Delivering a judgment last week, High Court Judge Jacqueline Wilson dismissed Garland Holder’s case against Mary Marshall, seeking to invalidate the deed of conveyance transferring the property to her and accusing her of misappropriating their father’s pension payments totalling $210,000.
The duo’s father, Cyril, acquired the property located at El Dorado Road in Tunapuna in 1969.
He lived at the home with Holder’s mother Shirley, Holder and three siblings.
Cyril and Shirley divorced in March 1993.
Cyril’s relationship with Holder and his siblings was deeply fractured, with Holder admitting that he had not seen his father for 27 years before he took his wife to meet him in 2017.
Holder claimed that he became concerned over his father’s welfare after he visited his home in 2022 and found him in an emaciated state and the house in a state of disrepair.
He applied under the Mental Health Act for his father to be sent to the St Ann’s Psychiatric Hospital for an evaluation, and he was diagnosed as suffering from Alzheimer’s Disease.
After being discharged, Cyril was placed in a nursing home.
Holder made a report to the Ministry of Social Development and Family Services after learning that Marshall had been collecting their father’s pension.
Cyril was 86-years-old when he died last year.
Marshall was one of three children Cyril had outside of his marriage to Holder’s mother.
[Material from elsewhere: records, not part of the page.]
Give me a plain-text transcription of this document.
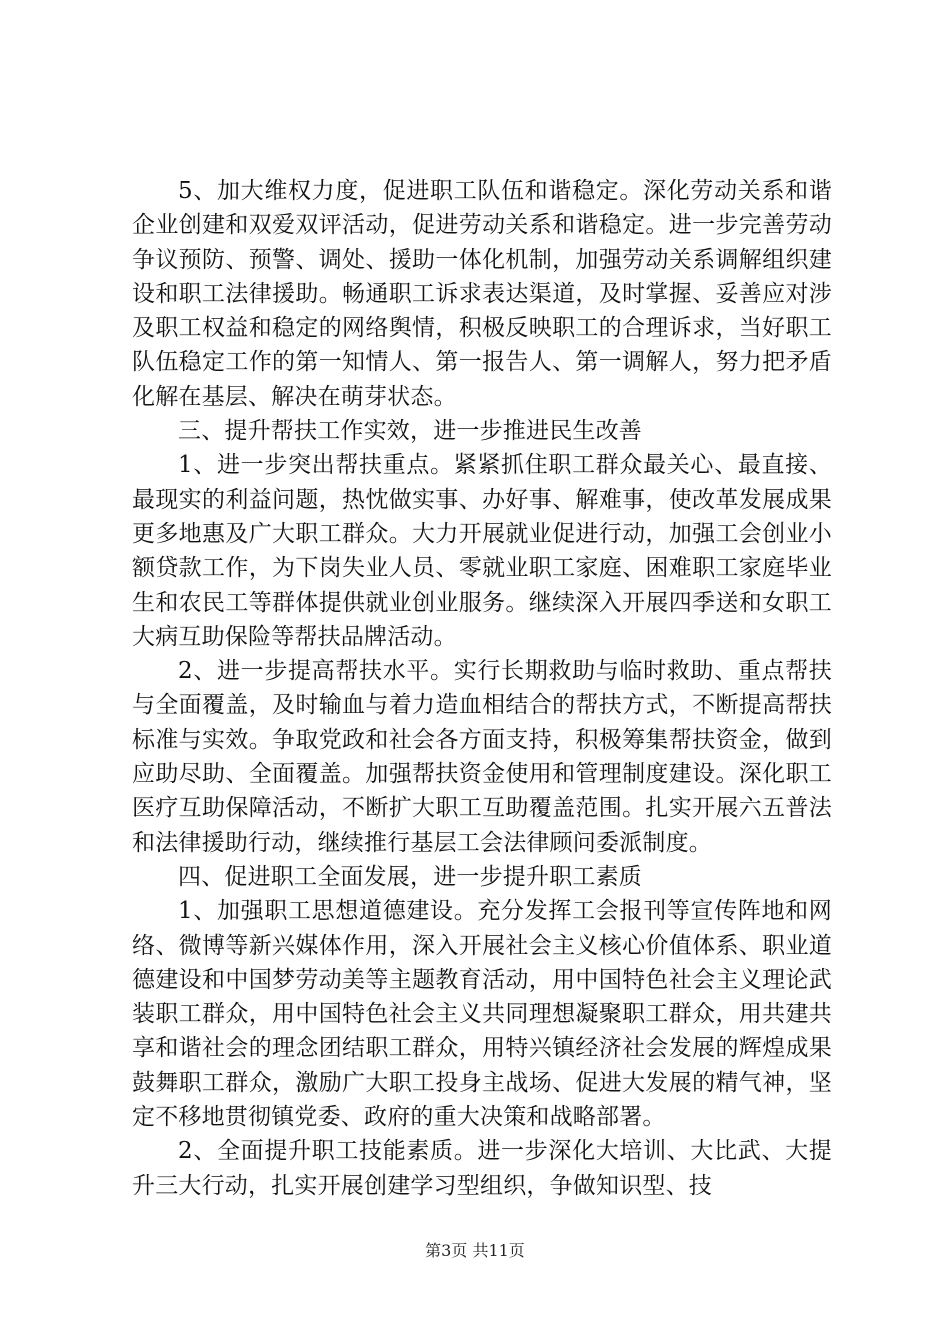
5、加大维权力度，促进职工队伍和谐稳定。深化劳动关系和谐企业创建和双爱双评活动，促进劳动关系和谐稳定。进一步完善劳动争议预防、预警、调处、援助一体化机制，加强劳动关系调解组织建设和职工法律援助。畅通职工诉求表达渠道，及时掌握、妥善应对涉及职工权益和稳定的网络舆情，积极反映职工的合理诉求，当好职工队伍稳定工作的第一知情人、第一报告人、第一调解人，努力把矛盾化解在基层、解决在萌芽状态。

三、提升帮扶工作实效，进一步推进民生改善

1、进一步突出帮扶重点。紧紧抓住职工群众最关心、最直接、最现实的利益问题，热忱做实事、办好事、解难事，使改革发展成果更多地惠及广大职工群众。大力开展就业促进行动，加强工会创业小额贷款工作，为下岗失业人员、零就业职工家庭、困难职工家庭毕业生和农民工等群体提供就业创业服务。继续深入开展四季送和女职工大病互助保险等帮扶品牌活动。

2、进一步提高帮扶水平。实行长期救助与临时救助、重点帮扶与全面覆盖，及时输血与着力造血相结合的帮扶方式，不断提高帮扶标准与实效。争取党政和社会各方面支持，积极筹集帮扶资金，做到应助尽助、全面覆盖。加强帮扶资金使用和管理制度建设。深化职工医疗互助保障活动，不断扩大职工互助覆盖范围。扎实开展六五普法和法律援助行动，继续推行基层工会法律顾问委派制度。

四、促进职工全面发展，进一步提升职工素质

1、加强职工思想道德建设。充分发挥工会报刊等宣传阵地和网络、微博等新兴媒体作用，深入开展社会主义核心价值体系、职业道德建设和中国梦劳动美等主题教育活动，用中国特色社会主义理论武装职工群众，用中国特色社会主义共同理想凝聚职工群众，用共建共享和谐社会的理念团结职工群众，用特兴镇经济社会发展的辉煌成果鼓舞职工群众，激励广大职工投身主战场、促进大发展的精气神，坚定不移地贯彻镇党委、政府的重大决策和战略部署。

2、全面提升职工技能素质。进一步深化大培训、大比武、大提升三大行动，扎实开展创建学习型组织，争做知识型、技

第3页 共11页
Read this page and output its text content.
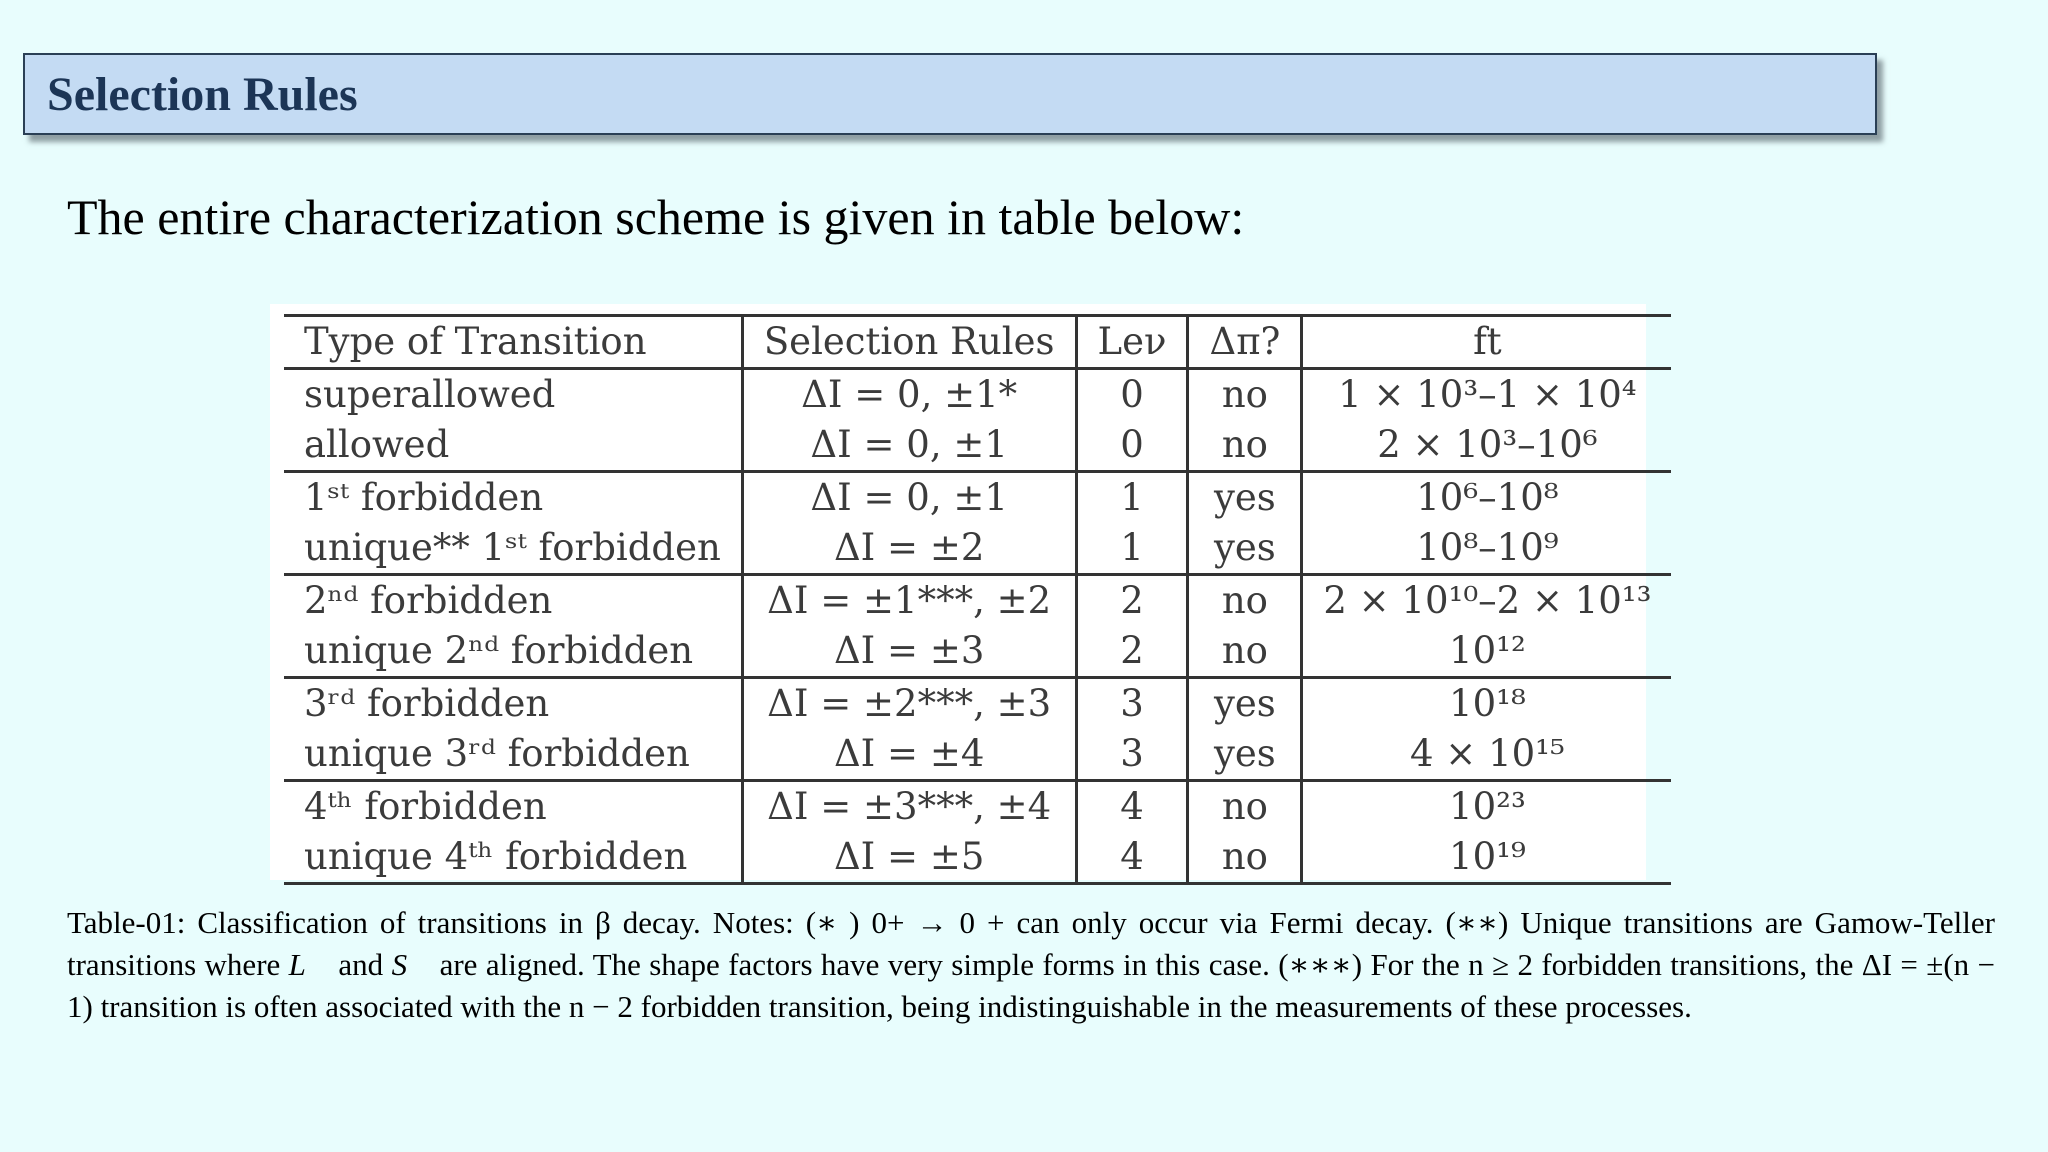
Selection Rules
The entire characterization scheme is given in table below:
Type of Transition	Selection Rules	Leν	Δπ?	ft
superallowed	ΔI = 0, ±1*	0	no	1 × 10³–1 × 10⁴
allowed	ΔI = 0, ±1	0	no	2 × 10³–10⁶
1ˢᵗ forbidden	ΔI = 0, ±1	1	yes	10⁶–10⁸
unique** 1ˢᵗ forbidden	ΔI = ±2	1	yes	10⁸–10⁹
2ⁿᵈ forbidden	ΔI = ±1***, ±2	2	no	2 × 10¹⁰–2 × 10¹³
unique 2ⁿᵈ forbidden	ΔI = ±3	2	no	10¹²
3ʳᵈ forbidden	ΔI = ±2***, ±3	3	yes	10¹⁸
unique 3ʳᵈ forbidden	ΔI = ±4	3	yes	4 × 10¹⁵
4ᵗʰ forbidden	ΔI = ±3***, ±4	4	no	10²³
unique 4ᵗʰ forbidden	ΔI = ±5	4	no	10¹⁹
Table-01: Classification of transitions in β decay. Notes: (∗ ) 0+ → 0 + can only occur via Fermi decay. (∗∗) Unique transitions are Gamow-Teller transitions where L⃗ and S⃗ are aligned. The shape factors have very simple forms in this case. (∗∗∗) For the n ≥ 2 forbidden transitions, the ΔI = ±(n − 1) transition is often associated with the n − 2 forbidden transition, being indistinguishable in the measurements of these processes.
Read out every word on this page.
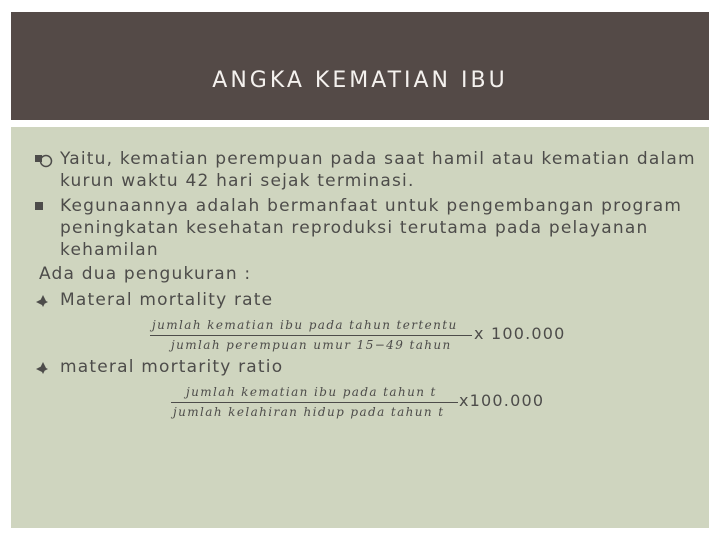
ANGKA KEMATIAN IBU
Yaitu, kematian perempuan pada saat hamil atau kematian dalam
kurun waktu 42 hari sejak terminasi.
Kegunaannya adalah bermanfaat untuk pengembangan program
peningkatan kesehatan reproduksi terutama pada pelayanan
kehamilan
Ada dua pengukuran :
Materal mortality rate
jumlah kematian ibu pada tahun tertentu
jumlah perempuan umur 15−49 tahun
x 100.000
materal mortarity ratio
jumlah kematian ibu pada tahun t
jumlah kelahiran hidup pada tahun t
x100.000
She claimed that she also had a fractured relationship, but they reconciled after she retired in 2017.
She claimed that in June 2020, she was appointed nominee in respect to his pension and deposited monthly cheques into a joint account they set up.
She claimed she used the pension funds she collected to pay her father’s expenses and spent over $100,000 of her own money to renovate the property.
In determining the case, Justice Wilson considered medical reports on Cyril as she found that Holder failed to prove, on a balance of probabilities, that he (Cyril) did not have the mental capacity to bequeath the property to Marshall when he signed the deed in April 2021.
She also rejected his claims over the pension funds.
“I am satisfied that there is no evidential basis upon which to require an account or the repayment of funds by the defendant,” Justice Wilson said.
“The evidence does not establish that she collected or encashed her father’s pension cheques for her own use or failed to apply pension monies for his benefit,” she added.
As part of her judgment, Justice Wilson ordered Holder to pay Marshall’s legal costs for defending the litigation.
Holder was represented by Colvin Blaize, Marvelyn Henry and Lauren Heath.
Marshall was represented by Wade Ceballo, Allison Woods and Alisha Ponambalam.